A great deal of what we do in software is a direct consequence of a couple of fundamental assumptions we make: postulates of software development. Only by questioning and changing those assumptions can we bring about fundamental change in the way we build software.

Postulates or axioms are rarely discussed or thought about. We just accept them, like breathing air or walking on the ground. Changing a postulate or assumption normally results in a cascade of consequences that changes a great deal.

Geometry: The Parallel Postulate

We can understand postulates in software by seeing how they work in geometry.

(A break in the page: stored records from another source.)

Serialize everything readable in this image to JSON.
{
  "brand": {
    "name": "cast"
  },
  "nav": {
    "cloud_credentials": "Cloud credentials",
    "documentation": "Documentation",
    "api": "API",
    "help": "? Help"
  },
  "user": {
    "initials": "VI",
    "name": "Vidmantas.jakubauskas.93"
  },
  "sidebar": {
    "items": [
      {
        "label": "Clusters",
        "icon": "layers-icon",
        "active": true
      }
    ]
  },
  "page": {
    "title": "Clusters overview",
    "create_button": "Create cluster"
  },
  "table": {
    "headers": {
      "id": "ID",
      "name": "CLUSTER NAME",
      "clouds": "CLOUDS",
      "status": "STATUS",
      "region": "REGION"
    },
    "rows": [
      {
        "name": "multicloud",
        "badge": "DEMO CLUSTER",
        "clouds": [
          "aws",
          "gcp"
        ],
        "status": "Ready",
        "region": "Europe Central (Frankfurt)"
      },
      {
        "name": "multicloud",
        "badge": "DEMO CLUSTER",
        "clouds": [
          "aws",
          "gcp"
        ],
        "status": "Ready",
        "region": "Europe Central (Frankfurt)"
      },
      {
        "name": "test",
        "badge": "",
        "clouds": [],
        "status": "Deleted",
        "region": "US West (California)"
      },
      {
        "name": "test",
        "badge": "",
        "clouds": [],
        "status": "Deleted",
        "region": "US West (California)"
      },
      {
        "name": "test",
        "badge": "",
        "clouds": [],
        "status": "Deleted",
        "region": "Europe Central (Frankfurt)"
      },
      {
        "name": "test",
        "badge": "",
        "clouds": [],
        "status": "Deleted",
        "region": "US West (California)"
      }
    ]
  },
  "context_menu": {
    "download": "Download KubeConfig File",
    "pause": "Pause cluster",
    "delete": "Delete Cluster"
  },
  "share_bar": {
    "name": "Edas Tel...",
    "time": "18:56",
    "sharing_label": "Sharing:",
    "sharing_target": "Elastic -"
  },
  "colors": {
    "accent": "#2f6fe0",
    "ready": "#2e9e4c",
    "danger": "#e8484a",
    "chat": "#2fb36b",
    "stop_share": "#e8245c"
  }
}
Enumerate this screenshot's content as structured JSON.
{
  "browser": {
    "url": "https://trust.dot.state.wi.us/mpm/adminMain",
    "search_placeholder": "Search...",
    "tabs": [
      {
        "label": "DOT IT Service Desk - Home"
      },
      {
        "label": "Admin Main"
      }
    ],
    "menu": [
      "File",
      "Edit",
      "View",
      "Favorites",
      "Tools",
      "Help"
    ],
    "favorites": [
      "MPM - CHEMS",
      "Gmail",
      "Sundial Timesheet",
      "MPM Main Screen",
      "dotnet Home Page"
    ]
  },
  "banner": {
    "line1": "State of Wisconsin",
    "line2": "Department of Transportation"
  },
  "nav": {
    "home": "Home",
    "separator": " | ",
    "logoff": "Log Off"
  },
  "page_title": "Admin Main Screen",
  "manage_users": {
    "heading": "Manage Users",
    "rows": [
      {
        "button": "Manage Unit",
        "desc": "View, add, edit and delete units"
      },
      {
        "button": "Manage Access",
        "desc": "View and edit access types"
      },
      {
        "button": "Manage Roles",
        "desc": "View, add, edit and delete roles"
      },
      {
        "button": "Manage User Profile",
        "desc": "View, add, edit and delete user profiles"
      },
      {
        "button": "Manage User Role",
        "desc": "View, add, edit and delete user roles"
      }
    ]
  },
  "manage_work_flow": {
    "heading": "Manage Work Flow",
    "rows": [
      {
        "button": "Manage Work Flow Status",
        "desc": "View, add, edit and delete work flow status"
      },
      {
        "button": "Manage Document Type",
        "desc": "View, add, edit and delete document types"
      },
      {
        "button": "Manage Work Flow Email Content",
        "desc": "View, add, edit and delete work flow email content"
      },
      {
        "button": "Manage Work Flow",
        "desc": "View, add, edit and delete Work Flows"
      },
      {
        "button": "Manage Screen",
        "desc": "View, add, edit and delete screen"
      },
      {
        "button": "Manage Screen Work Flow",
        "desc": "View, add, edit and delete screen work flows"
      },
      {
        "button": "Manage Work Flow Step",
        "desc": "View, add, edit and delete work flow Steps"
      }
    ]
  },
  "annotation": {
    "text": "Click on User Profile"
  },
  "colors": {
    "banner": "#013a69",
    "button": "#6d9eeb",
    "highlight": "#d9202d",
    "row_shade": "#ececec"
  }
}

In Euclidean geometry, there are four fundamental postulates, and a pivotal fifth one, the parallel postulate. This is the one that says, basically, if the angle between two lines isn't exactly 180 degrees, the lines will eventually cross; otherwise, they are parallel, and never meet.

What's important about this postulate (and the others) is that all the rest of Euclidean geometry is derived from them. Given the postulates, all the theorems are implied.

For example, the famous Pythagorean Theorem is one of the many theorems whose truth grows out of the small seeds of the postulates.

In the diagram above, the theorem states that a² + b² = c².

Non-Euclidean Geometries

What if parallel lines can meet? Think it's impossible? Well, think about lines on a globe.

Lines that are parallel end up meeting — and this is business as usual in Elliptic Geometry. What's worse, the Pythagorean Theorem does not hold in non-Euclidean geometries in general, and spherical geometry in particular.

This isn't just textbook stuff. For example, Einstein's General Theory of Relativity is based on non-Euclidean geometry. In fact, questioning the Parallel Postulate and devising ways of thinking about and describing non-Euclidean spaces was essential to the development of modern physics. So long as geometry was Euclidean and only Euclidean, progress was impossible.

The Postulates of Software

So what are the software equivalents of the Euclidean Postulates? There are few questions that are more important, because only when the foundation is questioned and changed is rational, constructive, internally consistant change possible. Only with new postulates can we derive a whole new set of theorems to define software practice. Only then is fundamental change and improvement possible.